IT pro rethinks infrastructure from the ground up, ends up in clouds
- 05 April, 2012 05:39
Mark Adams, vice president of IT at HireRight, is living the dream -- the chance to completely rethink the infrastructure for a $300 million software-as-a-service employment screening service company. While the nucleus of the 1,600 employee company has been around for 30+ years, a three year acquisition spree resulted in data center sprawl, leaving the company with 10 facilities, including company owned and collocation and disaster-recovery sites, some of them overseas. Now HireRight is three quarters of the way through a consolidation effort with a heavy emphasis on cloud. Adams gave an update on the company's modernization progress to Network World Editor in Chief John Dix.
Where did you start with this consolidation effort?
We are a software-as-a-service company and we looked at our 10 data center footprint and asked ourselves "do we really need 10?" So we started thinking about, if we collapse to this, if we refresh that, if we could go with one Tier 1 storage vendor, what did all of that look like? And as we kept going we finally realized that for HireRight four data centers is the best. In this case, more is not more; less is more.
When did you start the process?
Just about two years ago. And it's still ongoing. We have two different kinds of clouds, a customer facing cloud which supports the software-as-a-service portals, and an internal back-office cloud for operations. So we looked at what's the next step for that? If we could consolidate everything down and go 100% virtual and introduce some of the flashier elements of virtualization -- dynamic processing, being able to move things around, if we could load up our blade servers with lots of memory -- what would that footprint look like? And in our case, it got pretty lean, pretty dense.
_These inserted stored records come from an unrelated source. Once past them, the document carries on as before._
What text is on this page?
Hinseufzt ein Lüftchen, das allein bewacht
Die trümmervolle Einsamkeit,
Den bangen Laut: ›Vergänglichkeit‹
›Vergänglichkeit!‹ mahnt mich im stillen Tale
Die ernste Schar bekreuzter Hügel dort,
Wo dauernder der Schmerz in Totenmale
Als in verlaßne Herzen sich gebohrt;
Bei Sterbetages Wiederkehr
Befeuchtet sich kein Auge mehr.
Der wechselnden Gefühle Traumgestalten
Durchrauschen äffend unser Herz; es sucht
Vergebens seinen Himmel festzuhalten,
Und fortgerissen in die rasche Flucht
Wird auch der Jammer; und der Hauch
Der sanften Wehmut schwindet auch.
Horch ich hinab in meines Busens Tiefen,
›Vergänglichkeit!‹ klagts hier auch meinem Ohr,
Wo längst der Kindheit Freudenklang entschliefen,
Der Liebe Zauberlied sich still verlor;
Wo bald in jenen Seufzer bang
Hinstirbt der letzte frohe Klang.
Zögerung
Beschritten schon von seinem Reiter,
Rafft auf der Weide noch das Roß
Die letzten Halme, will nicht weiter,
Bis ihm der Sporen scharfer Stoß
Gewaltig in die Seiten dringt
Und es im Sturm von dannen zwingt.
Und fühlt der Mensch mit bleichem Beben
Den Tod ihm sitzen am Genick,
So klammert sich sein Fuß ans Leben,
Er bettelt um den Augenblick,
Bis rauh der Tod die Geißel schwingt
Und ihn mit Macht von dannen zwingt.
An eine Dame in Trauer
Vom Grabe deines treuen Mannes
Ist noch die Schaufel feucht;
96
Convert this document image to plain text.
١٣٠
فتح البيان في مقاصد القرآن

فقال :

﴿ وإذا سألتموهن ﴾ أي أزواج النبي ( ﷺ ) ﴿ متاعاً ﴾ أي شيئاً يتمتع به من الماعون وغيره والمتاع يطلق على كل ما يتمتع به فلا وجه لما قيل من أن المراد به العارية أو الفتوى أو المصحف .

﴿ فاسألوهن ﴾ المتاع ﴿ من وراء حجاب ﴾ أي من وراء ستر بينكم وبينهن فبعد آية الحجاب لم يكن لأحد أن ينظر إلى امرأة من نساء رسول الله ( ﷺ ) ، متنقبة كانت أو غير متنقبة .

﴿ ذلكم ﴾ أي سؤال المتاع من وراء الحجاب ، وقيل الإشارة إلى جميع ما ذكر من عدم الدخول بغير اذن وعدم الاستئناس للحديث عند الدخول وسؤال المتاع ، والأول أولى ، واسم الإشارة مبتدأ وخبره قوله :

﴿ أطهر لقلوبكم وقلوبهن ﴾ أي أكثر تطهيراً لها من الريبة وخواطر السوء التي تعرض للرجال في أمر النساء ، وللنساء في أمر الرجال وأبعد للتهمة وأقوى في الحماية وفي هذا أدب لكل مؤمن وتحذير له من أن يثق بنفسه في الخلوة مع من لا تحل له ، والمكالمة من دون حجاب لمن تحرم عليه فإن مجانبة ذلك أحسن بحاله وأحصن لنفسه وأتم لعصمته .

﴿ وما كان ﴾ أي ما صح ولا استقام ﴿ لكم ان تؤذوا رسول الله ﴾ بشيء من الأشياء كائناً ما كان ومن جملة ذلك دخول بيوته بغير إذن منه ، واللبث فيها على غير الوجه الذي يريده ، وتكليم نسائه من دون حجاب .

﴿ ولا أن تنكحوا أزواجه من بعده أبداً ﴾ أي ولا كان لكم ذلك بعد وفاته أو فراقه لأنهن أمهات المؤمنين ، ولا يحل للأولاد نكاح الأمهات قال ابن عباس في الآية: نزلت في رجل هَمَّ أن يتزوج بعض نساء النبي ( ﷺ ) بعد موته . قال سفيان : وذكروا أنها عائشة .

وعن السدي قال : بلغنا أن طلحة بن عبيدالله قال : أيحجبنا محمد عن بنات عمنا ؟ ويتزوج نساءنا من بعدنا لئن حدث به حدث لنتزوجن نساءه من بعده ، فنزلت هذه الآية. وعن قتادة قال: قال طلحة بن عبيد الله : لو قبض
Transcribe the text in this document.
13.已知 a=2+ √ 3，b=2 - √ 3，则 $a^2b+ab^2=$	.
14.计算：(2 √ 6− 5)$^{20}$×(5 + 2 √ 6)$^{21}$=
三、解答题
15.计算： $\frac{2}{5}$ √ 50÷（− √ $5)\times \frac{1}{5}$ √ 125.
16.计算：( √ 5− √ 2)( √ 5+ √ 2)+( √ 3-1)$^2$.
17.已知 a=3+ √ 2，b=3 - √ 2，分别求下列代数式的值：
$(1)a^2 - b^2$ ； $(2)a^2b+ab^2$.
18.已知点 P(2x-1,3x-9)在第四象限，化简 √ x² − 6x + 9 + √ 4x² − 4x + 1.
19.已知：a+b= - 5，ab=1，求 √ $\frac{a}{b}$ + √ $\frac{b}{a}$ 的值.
On the back-office cloud, were you able to accommodate all the assets you came by in the acquisitions?
Yes. That was helped by the fact that a few years ago we went pretty heavily into virtual desktops. One thing that's unique about HireRight is we are a security first company, and then we look at performance and up time. We are considered a credit reporting agency, so when we built this thing out, VDI got a lot of our attention. You can secure it well and scale it extremely well. So that's what we built our cloud around, keeping the data in one spot, not allowing it to go anywhere.
Cloud being a fashionable term these days, can I ask you to describe it to ensure we're thinking/talking about the same thing?
That's a great point, because everybody's got a different definition. When we talk about our back-office cloud we're talking about a certain set of tools in the application tier that have to have maximum up time and have to be available from anywhere in the world. So we built a cloud stack around that. (See 10 most powerful cloud computing companies.)
In the traditional model you have people with laptops running around, security teams trying to lock stuff down, VPN connections. We didn't want to go down that path. We wanted to be able to expose one interface to our employees and then control the backend horsepower we throw at it and be able to shift that horsepower around depending upon where the work is at any given time.
So being an international company, we didn't want to be limited to having to VPN into one location. We built it around the idea that, anywhere you are, at any time, with your certain set of security protocols, we'll give you access. The data's going to pretty much stay where it is and not leave. So that's our definition of our internal facing cloud. We have accomplished that through a variety of technologies, but it's been scaling quite well. We've put thousands of workers on it.
How hard was it to get right?
HireRight has used Citrix for a lot of years and because of that we knew going in what does and doesn't work. One of the things we don't really care about is the network speed coming in. We've architected the solution to handle up to 300 milliseconds.
But it took a lot of mapping of business functions and groups, putting people into compartmental boxes -- these guys should see this slice, these guys should see that slice of applications. So I'd say 50% of it is knowing what people need and getting them correctly allocated, while the other 50% is understanding the limitations of the technology and planning accordingly.
One piece of advice for companies getting into it is the devil is in the details. You'll see everything from disk storms on storage arrays to problems getting applications published correctly and questions about how you lock it down correctly. All those were exercises we spent years working on. So we're actually proud of this particular endeavor because it's kind of the culmination of a lot of years of effort.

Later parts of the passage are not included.